For the LAUS model-based areas, BLS obtains estimates of the civilian noninstitutional population ages 16 and older (CNP16+), which is the universe for labor force data, from the Census Bureau. These population estimates are used to adjust labor force level (that is, number-of-person) measures to be consistent with the Census Bureau's most up-to-date information on the distribution of population across states. Labor force level measures for all LAUS areas are controlled to the Census Bureau's statewide estimates of CNP16+ through a process of additivity. (See the page on LAUS estimation methodology for more information on additivity.) These Census Bureau population data also allow BLS to calculate labor force participation rates and employment-population ratios for the LAUS model-based areas.
The statewide data files below include monthly estimates of CNP16+, labor force participation rates, and employment-population ratios for the 50 states and the District of Columbia from January 1976 forward. Data are presented on both seasonally-adjusted and not-seasonally-adjusted bases. Series for CNP16+ are not available on a seasonally-adjusted basis. Thus, the statewide population estimates are the same in both sets of monthly data files. Differences between monthly seasonally-adjusted and not-seasonally-adjusted labor force participation rates and employment-population ratios are determined by the seasonal components of the LAUS labor force and employment levels, respectively. Similarly, the standard error measures associated with the labor force participation rates and employment-population ratios for the current month are determined by the standard errors on the corresponding LAUS level measures. Error measures for current unemployment rates, by contrast, reflect standard errors of the underlying employment and unemployment levels.

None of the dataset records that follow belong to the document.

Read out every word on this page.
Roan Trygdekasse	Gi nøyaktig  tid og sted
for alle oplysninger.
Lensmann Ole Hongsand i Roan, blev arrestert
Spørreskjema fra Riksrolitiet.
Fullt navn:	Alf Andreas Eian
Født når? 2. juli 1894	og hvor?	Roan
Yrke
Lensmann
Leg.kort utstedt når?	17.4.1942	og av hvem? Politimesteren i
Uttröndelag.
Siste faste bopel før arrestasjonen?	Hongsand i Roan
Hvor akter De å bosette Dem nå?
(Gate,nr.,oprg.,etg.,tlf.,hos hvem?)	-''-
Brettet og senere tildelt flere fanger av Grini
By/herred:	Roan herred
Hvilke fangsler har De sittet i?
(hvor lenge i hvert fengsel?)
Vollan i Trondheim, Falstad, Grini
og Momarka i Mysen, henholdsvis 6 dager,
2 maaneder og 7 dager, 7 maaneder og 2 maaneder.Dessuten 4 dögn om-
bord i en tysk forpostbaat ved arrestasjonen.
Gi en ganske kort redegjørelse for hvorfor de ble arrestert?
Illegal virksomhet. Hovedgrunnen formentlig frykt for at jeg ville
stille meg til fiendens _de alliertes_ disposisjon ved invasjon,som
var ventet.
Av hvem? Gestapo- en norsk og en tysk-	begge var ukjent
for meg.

At the beginning of each year, the four LAUS measures typically are revised for the previous five years as updated inputs to the models become available. Population controls typically are revised back to the base period for post-censal estimation each year. For the latest annual processing cycle, both seasonally-adjusted data and not-seasonally-adjusted data for all model-based areas were revised from 2021 through 2025. The Census Bureau estimates of CNP16+ for 2021 forward reflect replacement of the "blended base" method that had been in use since the start of post-censal estimation for the 2020s with data adapted from the 2020 Modified Age and Race Census, or MARC, file. Therefore, in the latest annual processing cycle, changes to labor force participation rates and employment-population ratios for states reflect model-based re-estimation of the underlying labor force and employment in conjunction with revisions to the estimates of CNP16+ from January 2021 forward.